God Is Dead
- Author: Ron Currie Jr.
- Publisher: Viking Press
- Publication date: July 9, 2007
- Pages: 182
- ISBN: 978-0-670-03867-1

= God Is Dead (novel) =

2007 novel by Ron Currie Jr.

God is Dead (2007) is the debut novel of American author Ron Currie Jr. The book is a collection of related shorter stories about a world where God has come to earth and died.

== Plot ==
The book begins in Sudan, where God, disguised as a Dinka woman, attempts to help out around a refugee camp. She speaks with the American diplomats visiting the camp, including former Secretary of State Colin Powell, about finding the missing brother of the body she inhabits.
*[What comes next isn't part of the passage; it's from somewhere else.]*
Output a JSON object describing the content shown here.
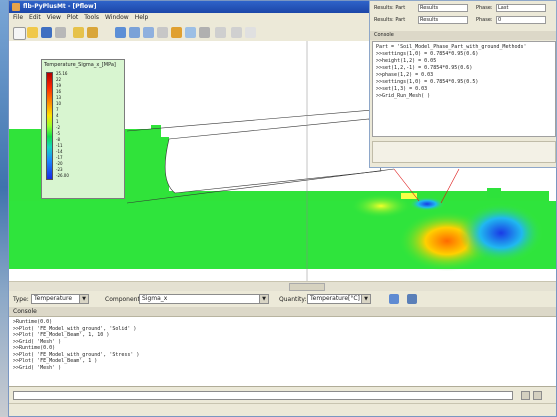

While she is there, the camp is attacked by the Sudanese government, killing everyone, including God.
The rest of the book focuses on how things unravel after God's death. A high school graduate watches in horror as a priest commits suicide. Soon after, a group of childhood friends form a suicide pact after all their relatives die in the chaos. People later begin to worship their children in the absence of religion, while the psychiatrists tasked to disrupt such unproductive behavior are the most hated people alive. The dogs who ate God's corpse are revealed to possess a higher knowledge, but this brings only death to all but one of them. The book closes with a view into war in this Godless world, where religious wars have been replaced by ideological wars between supporters of evolutionary psychology versus postmodernism.

==Reception==
In The Believer, Andrew Ervin called God is Dead "an extraordinary book", while Kirkus Reviews referred to it as "very clever indeed" and compared it to the works of Kurt Vonnegut and Louis-Ferdinand Céline. Ervin described the chapter "My Brother the Murderer" as "beautiful and profound," calling it the book's "obvious highlight."

Publishers Weekly highlighted how "looking at humanity through a warped lens allows the various narrators unusual insight; while sometimes overwrought, these observations are often striking". They concluded that "this novel-in-stories is unsettling and strange, but still easily accessible; despite the ways in which his world has changed, Currie's altered humanity has one foot in ours".